Squared Second Screen Letter

🆜 is the “Squared Second Screen” emoji used to indicate a secondary display or viewing panel.

U+1F19C

🆜 is a Unicode emoji labeled “SQUARED SECOND SCREEN” (U+1F19C). It’s commonly used in digital contexts to represent a second screen or companion display.
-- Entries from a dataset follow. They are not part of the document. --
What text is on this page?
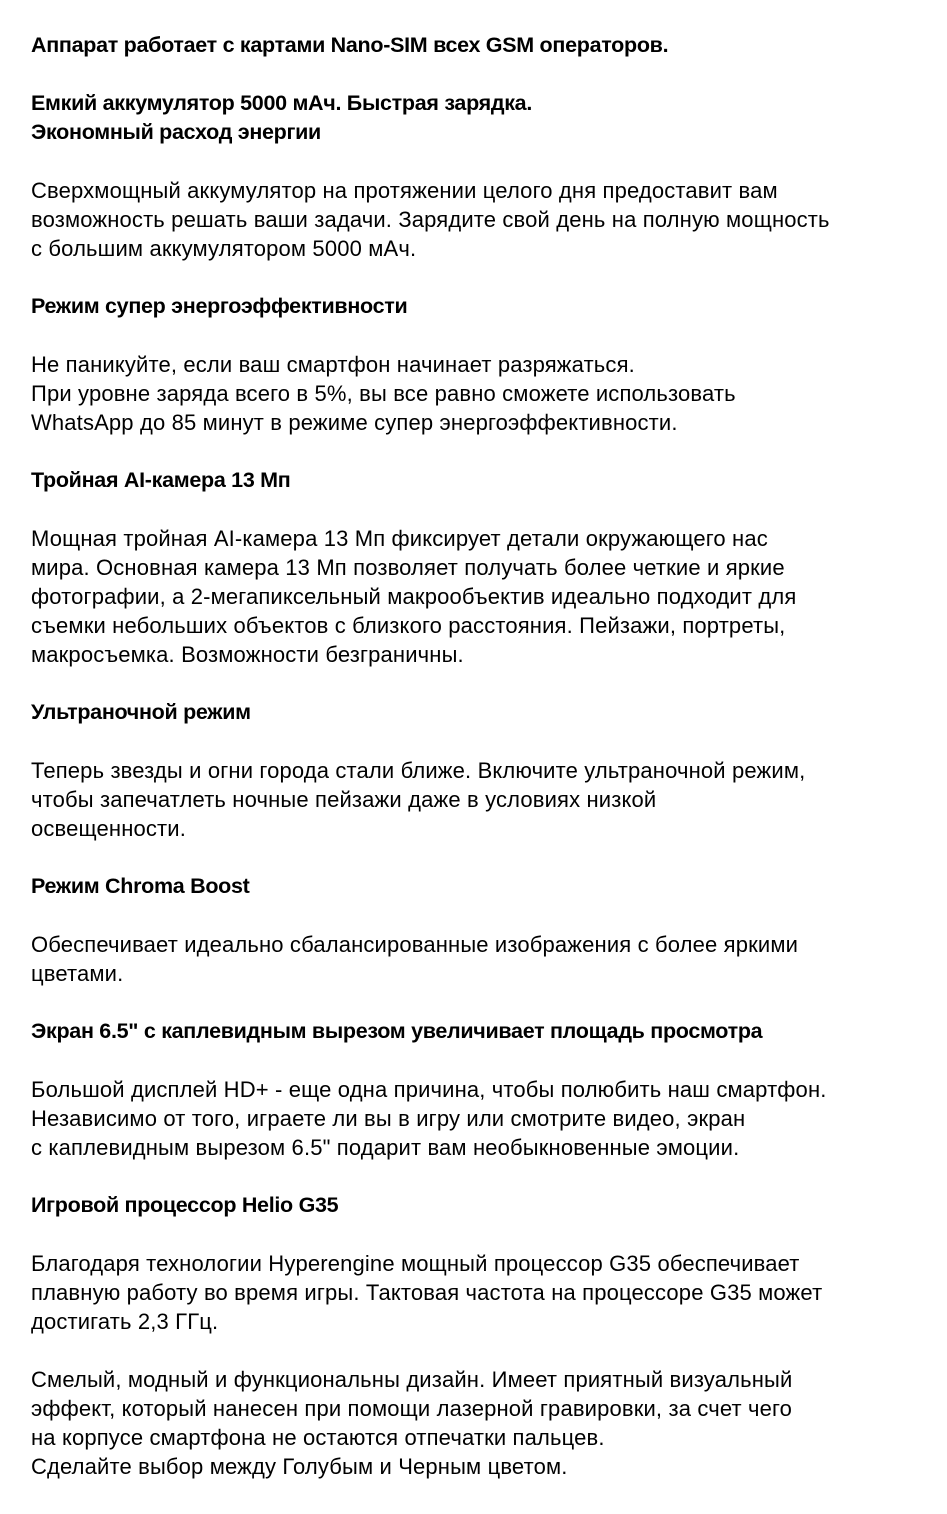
Аппарат работает с картами Nano-SIM всех GSM операторов.
Емкий аккумулятор 5000 мАч. Быстрая зарядка.
Экономный расход энергии
Сверхмощный аккумулятор на протяжении целого дня предоставит вам
возможность решать ваши задачи. Зарядите свой день на полную мощность
с большим аккумулятором 5000 мАч.
Режим супер энергоэффективности
Не паникуйте, если ваш смартфон начинает разряжаться.
При уровне заряда всего в 5%, вы все равно сможете использовать
WhatsApp до 85 минут в режиме супер энергоэффективности.
Тройная AI-камера 13 Мп
Мощная тройная AI-камера 13 Мп фиксирует детали окружающего нас
мира. Основная камера 13 Мп позволяет получать более четкие и яркие
фотографии, а 2-мегапиксельный макрообъектив идеально подходит для
съемки небольших объектов с близкого расстояния. Пейзажи, портреты,
макросъемка. Возможности безграничны.
Ультраночной режим
Теперь звезды и огни города стали ближе. Включите ультраночной режим,
чтобы запечатлеть ночные пейзажи даже в условиях низкой
освещенности.
Режим Chroma Boost
Обеспечивает идеально сбалансированные изображения с более яркими
цветами.
Экран 6.5" с каплевидным вырезом увеличивает площадь просмотра
Большой дисплей HD+ - еще одна причина, чтобы полюбить наш смартфон.
Независимо от того, играете ли вы в игру или смотрите видео, экран
с каплевидным вырезом 6.5" подарит вам необыкновенные эмоции.
Игровой процессор Helio G35
Благодаря технологии Hyperengine мощный процессор G35 обеспечивает
плавную работу во время игры. Тактовая частота на процессоре G35 может
достигать 2,3 ГГц.
Смелый, модный и функциональны дизайн. Имеет приятный визуальный
эффект, который нанесен при помощи лазерной гравировки, за счет чего
на корпусе смартфона не остаются отпечатки пальцев.
Сделайте выбор между Голубым и Черным цветом.
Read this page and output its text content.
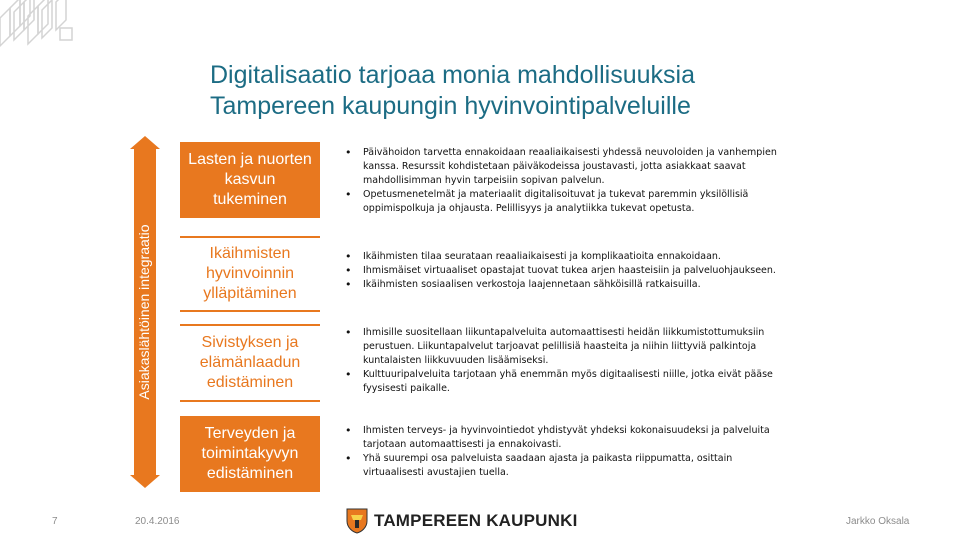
Digitalisaatio tarjoaa monia mahdollisuuksia
Tampereen kaupungin hyvinvointipalveluille
Asiakaslähtöinen integraatio
Lasten ja nuorten kasvun tukeminen
• Päivähoidon tarvetta ennakoidaan reaaliaikaisesti yhdessä neuvoloiden ja vanhempien kanssa. Resurssit kohdistetaan päiväkodeissa joustavasti, jotta asiakkaat saavat mahdollisimman hyvin tarpeisiin sopivan palvelun.
• Opetusmenetelmät ja materiaalit digitalisoituvat ja tukevat paremmin yksilöllisiä oppimispolkuja ja ohjausta. Pelillisyys ja analytiikka tukevat opetusta.
Ikäihmisten hyvinvoinnin ylläpitäminen
• Ikäihmisten tilaa seurataan reaaliaikaisesti ja komplikaatioita ennakoidaan.
• Ihmismäiset virtuaaliset opastajat tuovat tukea arjen haasteisiin ja palveluohjaukseen.
• Ikäihmisten sosiaalisen verkostoja laajennetaan sähköisillä ratkaisuilla.
Sivistyksen ja elämänlaadun edistäminen
• Ihmisille suositellaan liikuntapalveluita automaattisesti heidän liikkumistottumuksiin perustuen. Liikuntapalvelut tarjoavat pelillisiä haasteita ja niihin liittyviä palkintoja kuntalaisten liikkuvuuden lisäämiseksi.
• Kulttuuripalveluita tarjotaan yhä enemmän myös digitaalisesti niille, jotka eivät pääse fyysisesti paikalle.
Terveyden ja toimintakyvyn edistäminen
• Ihmisten terveys- ja hyvinvointiedot yhdistyvät yhdeksi kokonaisuudeksi ja palveluita tarjotaan automaattisesti ja ennakoivasti.
• Yhä suurempi osa palveluista saadaan ajasta ja paikasta riippumatta, osittain virtuaalisesti avustajien tuella.
7	20.4.2016	TAMPEREEN KAUPUNKI	Jarkko Oksala
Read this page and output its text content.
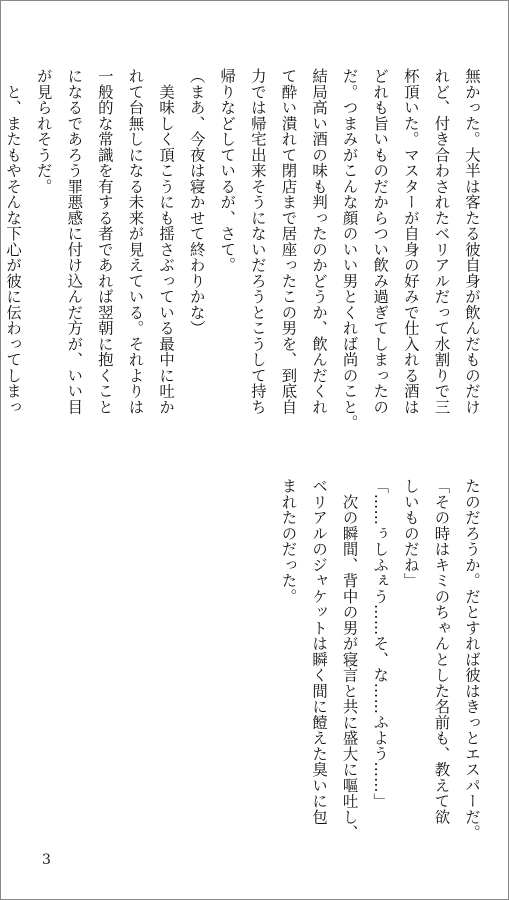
無かった。大半は客たる彼自身が飲んだものだけ
れど、付き合わされたベリアルだって水割りで三
杯頂いた。マスターが自身の好みで仕入れる酒は
どれも旨いものだからつい飲み過ぎてしまったの
だ。つまみがこんな顔のいい男とくれば尚のこと。
結局高い酒の味も判ったのかどうか、飲んだくれ
て酔い潰れて閉店まで居座ったこの男を、到底自
力では帰宅出来そうにないだろうとこうして持ち
帰りなどしているが、さて。
（まあ、今夜は寝かせて終わりかな）
　美味しく頂こうにも揺さぶっている最中に吐か
れて台無しになる未来が見えている。それよりは
一般的な常識を有する者であれば翌朝に抱くこと
になるであろう罪悪感に付け込んだ方が、いい目
が見られそうだ。
　と、またもやそんな下心が彼に伝わってしまっ
たのだろうか。だとすれば彼はきっとエスパーだ。
「その時はキミのちゃんとした名前も、教えて欲
しいものだね」
「……ぅしふぇう……そ、な……ふよう……」
　次の瞬間、背中の男が寝言と共に盛大に嘔吐し、
ベリアルのジャケットは瞬く間に饐えた臭いに包
まれたのだった。
3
Squared Second Screen Letter Meaning

The 🆜 “Squared Second Screen” symbol (Unicode U+1F19C) typically represents a secondary screen or companion display. It can be used to suggest a “second display” mode, a mirrored/extended screen concept, or an additional viewing area alongside a primary screen. Because it’s an emoji-style icon in the “Enclosed & Circled” category, it often reads clearly in messaging and UI callouts where you want to reference multi-screen or extra-display experiences. In practice, people use it for tips, settings descriptions, and support messages related to external displays, companion apps, or “screen 2” workflows.

Common uses

  • Labeling a companion display in product or app onboarding
  • Indicating “second screen” settings in guides and help articles
  • Tagging content that should be viewed on an external or secondary display
  • Signposting multi-screen workflows in UX mockups or UI reviews
  • Adding quick visual cues in tickets and support chats

Examples

🆜 Squared Second Screen

  • 🆜Connect your device to set up 🆜 (second screen) mode.
  • 🆜Open the dashboard on your main screen and controls on 🆜.
  • 🆜If the video is on screen 2, check 🆜 settings.
  • 🆜Use 🆜 to view companion content while you work.
  • 🆜Switch to 🆜 to extend your workspace to another display.

Variations

Technical codes

UnicodeU+1F19C
HTML Entity🆜
HTML Code🆜
CSS\1F19C

FAQ

What does 🆜 mean?

🆜 is the “Squared Second Screen” symbol. It usually indicates a secondary or companion display (often “screen 2”).

What is the Unicode code point for 🆜?

The Unicode code point for 🆜 is U+1F19C.

How do I copy 🆜?

Select the symbol (🆜) from this page and copy/paste into your text, design tool, or web editor.

Can I use 🆜 in HTML or JavaScript?

Yes. HTML entity is 🆜. CSS escape is \\1F19C, and JavaScript escape is \\u{1F19C}.